What would happen to my Web Presence if I unexpectedly died?
It may sound ridiculous, but it has surprised me how some of my embarassingly old websites on services like livejournal and blogger have stood the test of time and survived without any intervention from myself, whereas the many paid domains I have bought and retired have disappeared from the internet (after I stopped renewing them). I worried that if something unexpectedly should happen to myself, then no one would know how to keep my websites alive. So for the longest time, I decided to relinquish a little design control in exchange for hosting it on a fuss-free long-lived platform like blogger – also in order to stop myself from compulsively tinkering on the web design (being the obsessive pixelpusher that I am).
But…. now that I have decided I will take back control and consolidate my web empire, what does it mean for the longevity of the site? What if Debbie unexpectedly stops paying her credit card bill for her web hosting and web domain name registration and everything? What would happen to the site? Would it vanish overnight, once my hosting bill is not paid?
Well, to look at things in perspective, all my writings would not be truly lost. I found that my dbbd.sg website has indeed been archived by the Internet Archive almost every year since 2012. I’ve also always kept the openurbanism blog on the lowdown, like a public blog which feels like a private blog or well-kept secret from me just being intentionally terrible at publicising or sharing when I have posted new stuff. To be honest, I document my process because it is a cult of being “done” to me. By posting about it online, it makes me feel like the work is “done” and that I can get closure and move on to a new task. I suppose it helps me get over the sometimes paralysing need to make things perfect.
Do say: The various iterations of your website have been successfully archived by internet archive!
Don’t say: The various iterations of all your embarassing livejournals since you were 17 have also been archived by the internet archive!... 😱😱😱😱😱
WordPress Taxonomies
The next problem is that my blogger categories had translated over into WordPress categories, but I know that WordPress has both categories and tags, and they were being used differently.
According the WordPress’s support page:
“Categories are best used for broad groupings of topics. For example, if you’re creating a site that reviews media, you might use categories such as Books or Film or TV.
Tags are much more specific topics that you want to use to associate related content. For example if you were creating a site that reviews media, you might want to use tags such as science fiction or horror or action adventure.”
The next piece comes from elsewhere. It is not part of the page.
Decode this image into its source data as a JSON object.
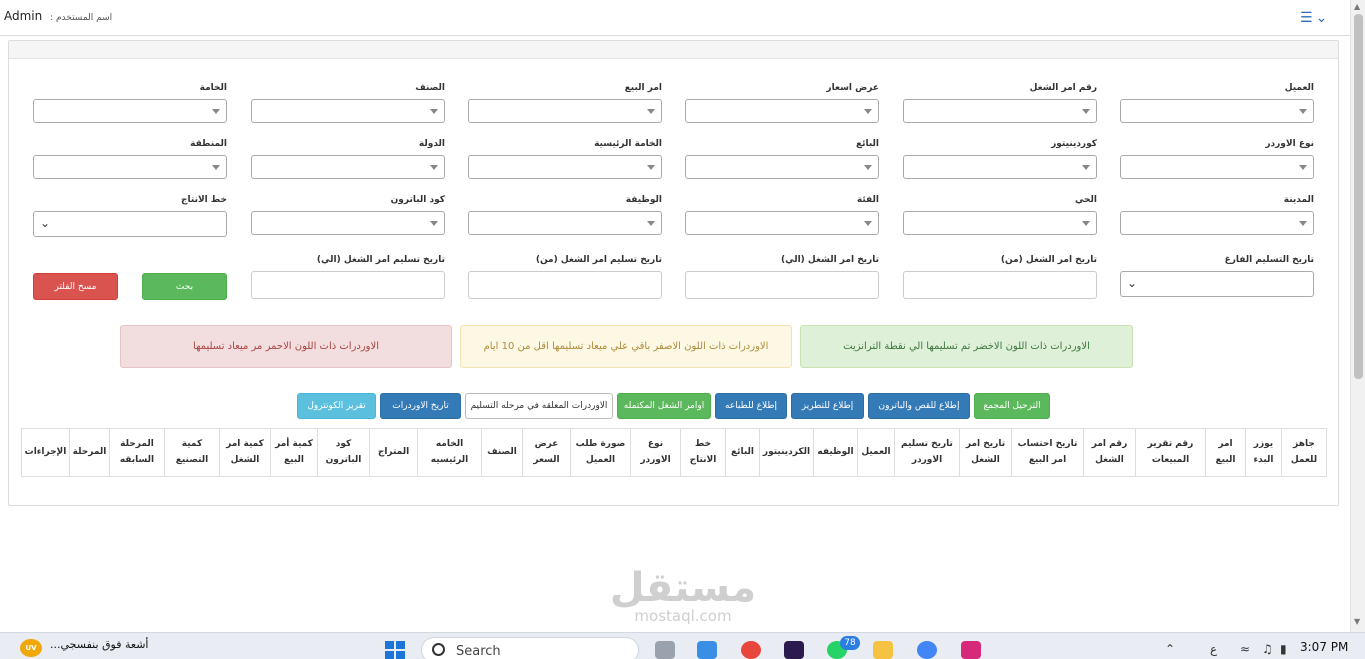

Unfortunately, I had been writing my blogger categories as if they were tags, so it means I might have to manually go through all 371 posts and recategorise and tag them all. 😱
I contemplated editing it in mysql but have messed up databases before, and there were several free plugins out there which were very limited in function, but I eventually found a plugin ($) which would convert categories into tags in bulk so that I wouldn’t have to spend hours trawling through all 371 posts and copy the categories over to tags (not a very meaningful task). But now that I have replaced all categories as post_tags, I have to append each of the 371 post with unique categories again…
This blog will be a work-in-progress!
Design choices: To avoid the occupational hazard of spending too long tinkering with the wordpress template and web design (instead of doing the actual DEBBIEWORK I want to do!!!) I simply took the default WordPress template from a few years back and adapted it briefly for my needs. I looked at all the default wordpress templates over the years and decided that I liked the simplicity of twentysixteen, the year before I moved back to Singapore. I like this shade of #0000ff blue (attempted to print my MA thesis in this colour) and I needed a strong contrast colour so the blog is basic internet blue and red now. I didn’t make the font black because it looked boring and these are not finalised or “resolved” documentations of my works. Its a process blog!